How to deny base numbers?

Try some examples:

  (16 -8 4 -2 1) 1 = 0 0 0 0 1 -1 = 0 0 0 1 1 2 = 0 0 1 1 0 -2 = 0 0 0 1 0 3 = 0 0 1 1 1 -3 = 0 1 1 0 1 4 = 0 0 1 0 0 -4 = 0 1 1 0 0 5 = 0 0 1 0 1 -5 = 0 1 1 1 1 

We can try to determine this mathematically:

The specified input i (b) (where B is a bit),

• i = Σ (-2) ^b i (b) - definition of the base -2)
• O = -I is what we are trying to solve for
• O = -Σ (-2) ^b i (b) - substitution
• O = Σ - (- 2) ^b i (b) - distribution
• - (- 2) ^b = (-2) ^b + (-2) ^{b + 1}
• O = Σ ((- 2) ^b + (-2) ^{b + 1} ) i (b) - permutation
• O = Σ ((- 2) ^b i (b) + (-2) ^{b + 1} i (b)) - substitution
• O = Σ (-2) ^b i (b) + Σ (-2) ^{b + 1} i (b)
• O (b) = i (b) + i (b-1)

Now this leaves the possibility that O (b) is 0, 1 or 2, since I (b) is always 0 or 1.
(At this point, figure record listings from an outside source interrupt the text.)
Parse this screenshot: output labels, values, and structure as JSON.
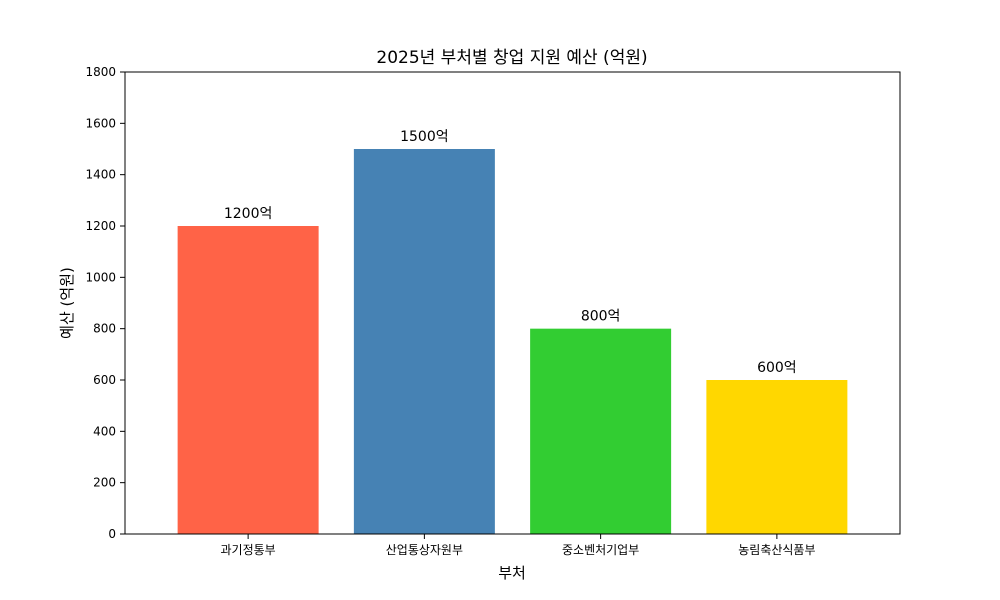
{
  "chart_data": {
    "type": "bar",
    "title": "2025년 부처별 창업 지원 예산 (억원)",
    "xlabel": "부처",
    "ylabel": "예산 (억원)",
    "categories": [
      "과기정통부",
      "산업통상자원부",
      "중소벤처기업부",
      "농림축산식품부"
    ],
    "values": [
      1200,
      1500,
      800,
      600
    ],
    "data_labels": [
      "1200억",
      "1500억",
      "800억",
      "600억"
    ],
    "colors": [
      "#FF6347",
      "#4682B4",
      "#32CD32",
      "#FFD700"
    ],
    "ylim": [
      0,
      1800
    ],
    "yticks": [
      0,
      200,
      400,
      600,
      800,
      1000,
      1200,
      1400,
      1600,
      1800
    ],
    "grid": false,
    "legend": false
  }
}
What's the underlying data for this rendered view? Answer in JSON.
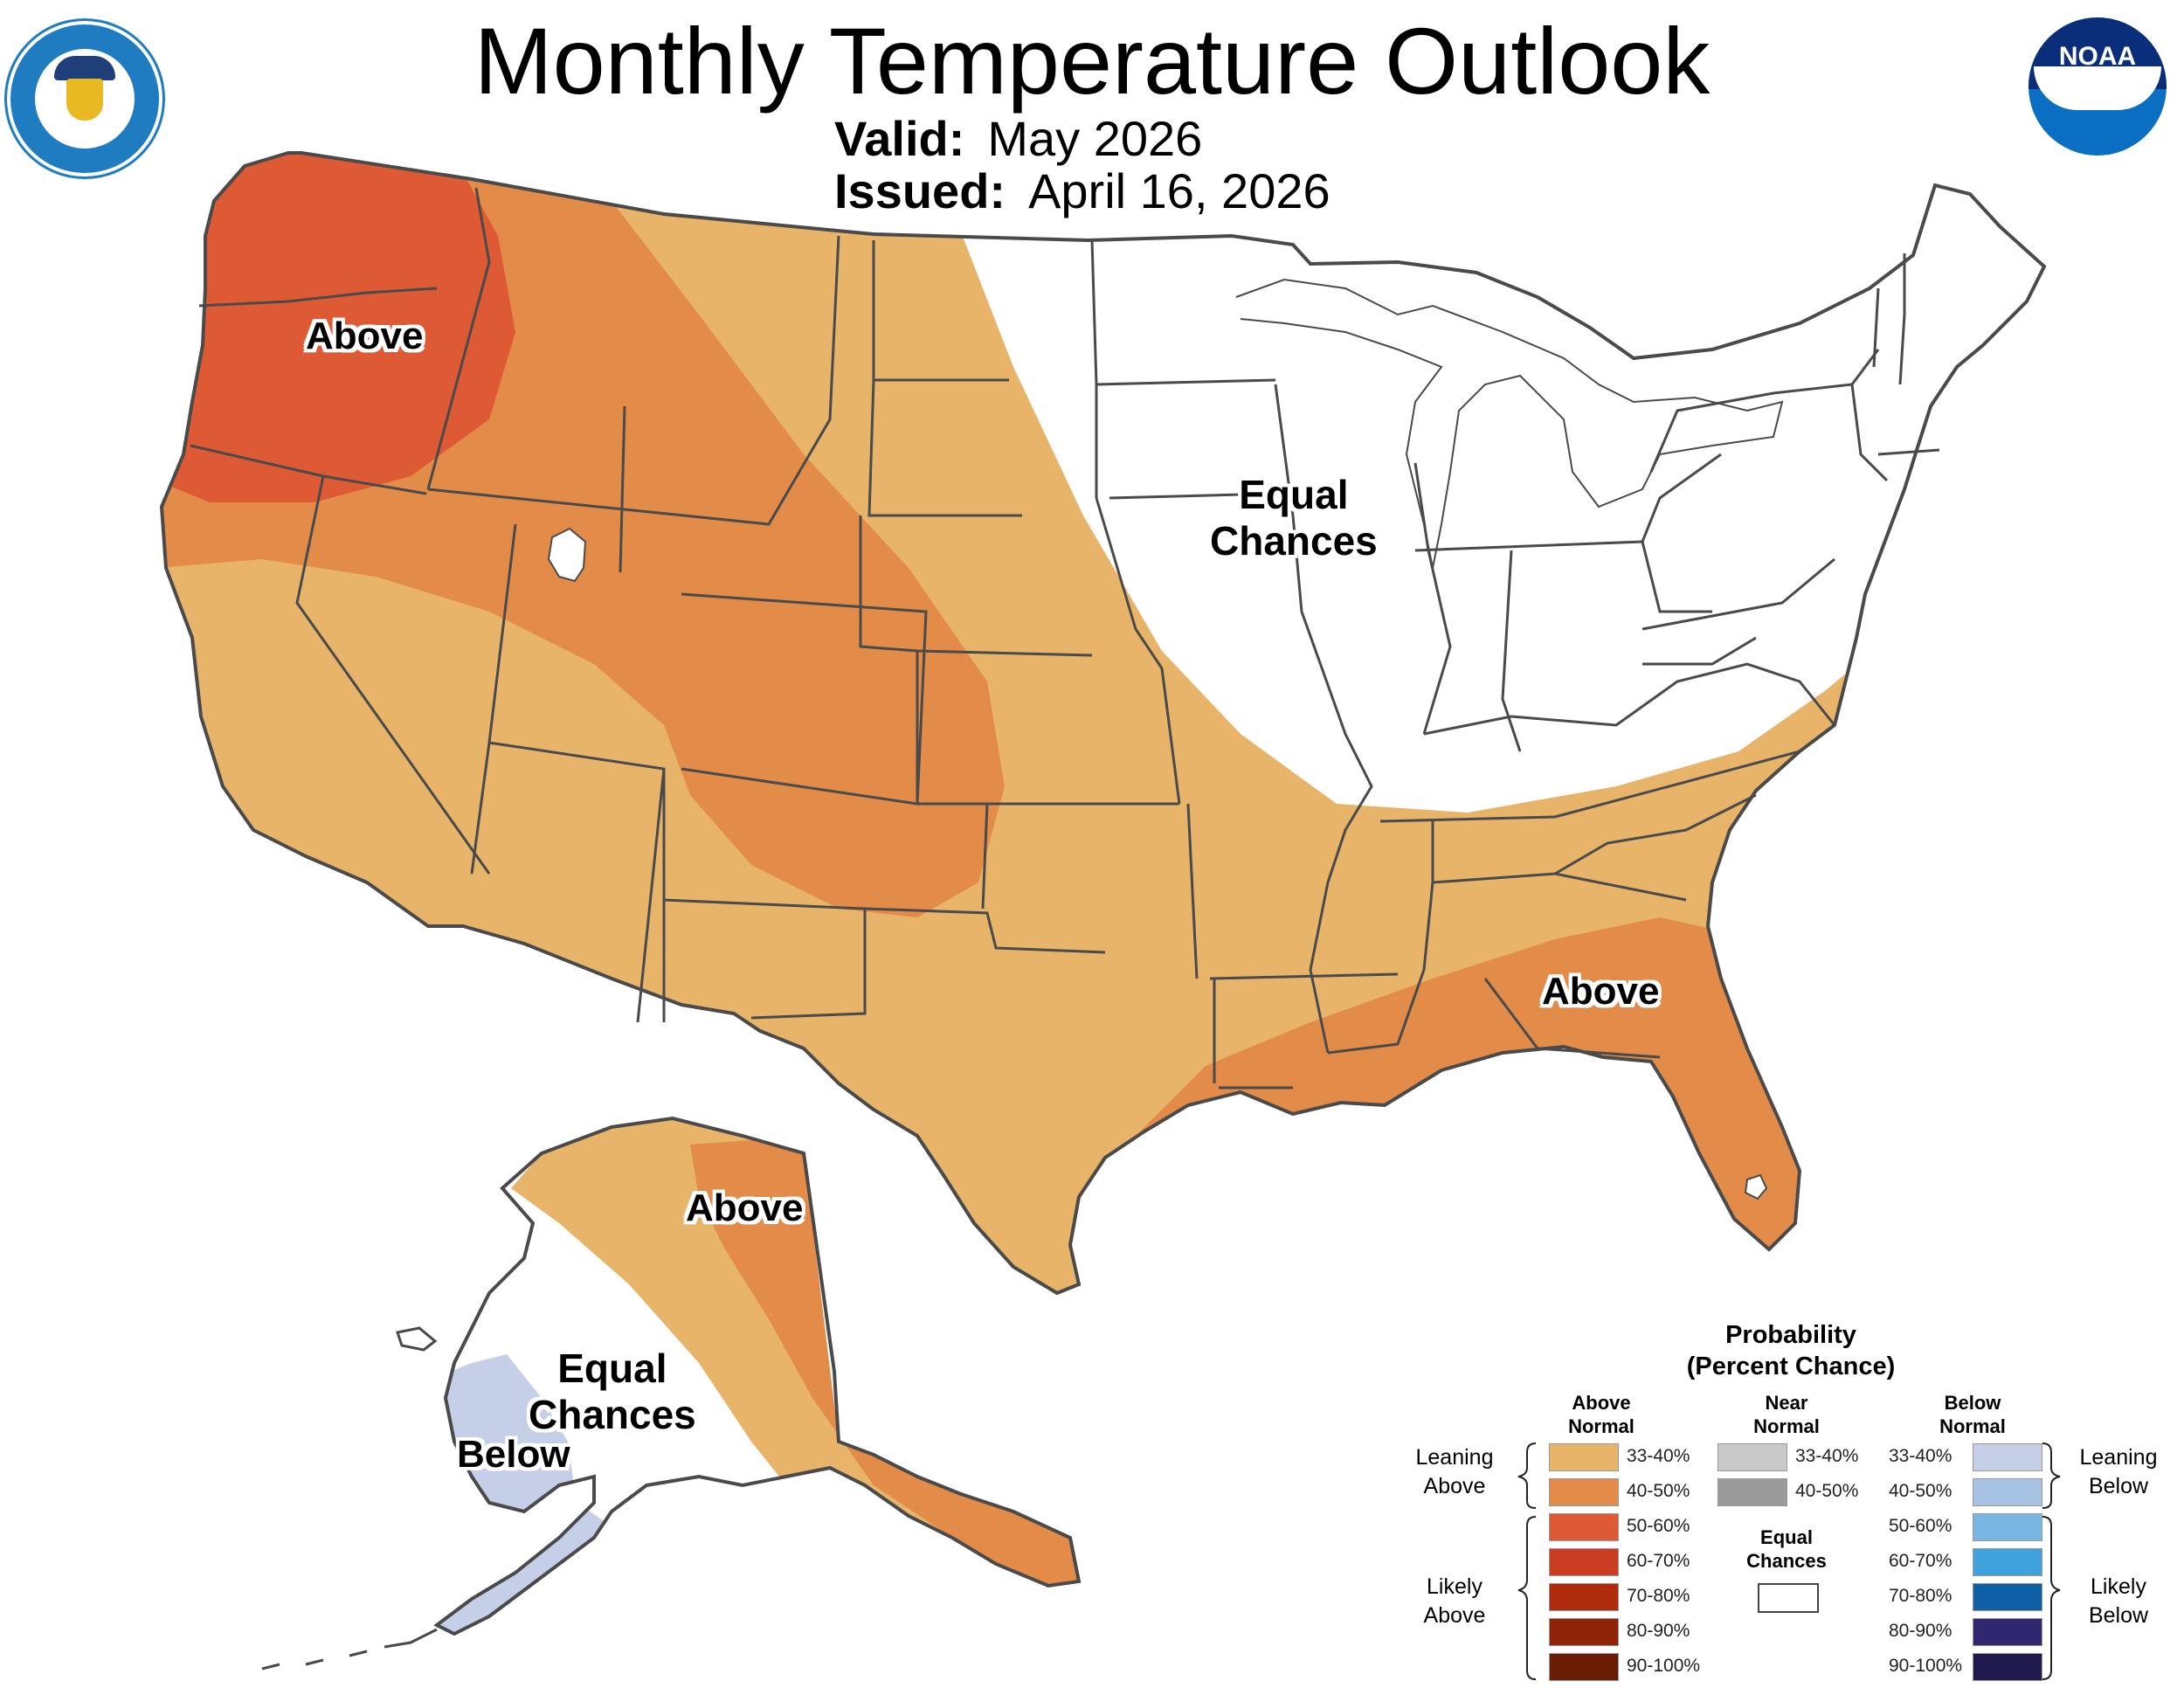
{
  "header": {
    "title": "Monthly Temperature Outlook",
    "valid_label": "Valid:",
    "valid_value": "May 2026",
    "issued_label": "Issued:",
    "issued_value": "April 16, 2026"
  },
  "logos": {
    "left": "department-of-commerce-seal",
    "right_text": "NOAA"
  },
  "regions": {
    "nw_above": "Above",
    "main_equal_chances": "Equal\nChances",
    "se_above": "Above",
    "ak_above": "Above",
    "ak_equal_chances": "Equal\nChances",
    "ak_below": "Below"
  },
  "legend": {
    "title": "Probability\n(Percent Chance)",
    "above_header": "Above\nNormal",
    "near_header": "Near\nNormal",
    "below_header": "Below\nNormal",
    "equal_chances": "Equal\nChances",
    "leaning_above": "Leaning\nAbove",
    "likely_above": "Likely\nAbove",
    "leaning_below": "Leaning\nBelow",
    "likely_below": "Likely\nBelow",
    "above": [
      {
        "label": "33-40%",
        "color": "#e7b46a"
      },
      {
        "label": "40-50%",
        "color": "#e38b49"
      },
      {
        "label": "50-60%",
        "color": "#dd5a34"
      },
      {
        "label": "60-70%",
        "color": "#cb3d21"
      },
      {
        "label": "70-80%",
        "color": "#b02a0d"
      },
      {
        "label": "80-90%",
        "color": "#8e2307"
      },
      {
        "label": "90-100%",
        "color": "#6a1c05"
      }
    ],
    "near": [
      {
        "label": "33-40%",
        "color": "#c9c9c9"
      },
      {
        "label": "40-50%",
        "color": "#9b9b9b"
      }
    ],
    "below": [
      {
        "label": "33-40%",
        "color": "#c5cfe8"
      },
      {
        "label": "40-50%",
        "color": "#a6c3e4"
      },
      {
        "label": "50-60%",
        "color": "#79b6e3"
      },
      {
        "label": "60-70%",
        "color": "#3fa2dd"
      },
      {
        "label": "70-80%",
        "color": "#0e5fa6"
      },
      {
        "label": "80-90%",
        "color": "#312770"
      },
      {
        "label": "90-100%",
        "color": "#201a4f"
      }
    ]
  },
  "colors": {
    "above_33_40": "#e7b46a",
    "above_40_50": "#e38b49",
    "above_50_60": "#dd5a34",
    "below_33_40": "#c5cfe8",
    "border": "#4a4a4a"
  }
}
If O (b) is 2, that is, a “carry”, consider a few examples of transfers:

  (16 -8 4 -2 1) (16 -8 4 -2 1) 1+1 = 0 0 0 0 2 = 0 0 1 1 0 -2-2 = 0 0 0 2 0 = 0 1 1 0 0 4+4 = 0 0 2 0 0 = 1 1 0 0 0 

for each b, starting from 0, if O (b)> = 2, subtract 2 from O (b) and the increments O (b + 1) and O (b + 2). Do this until you reach your maximum value.

Hope this explains it in some detail.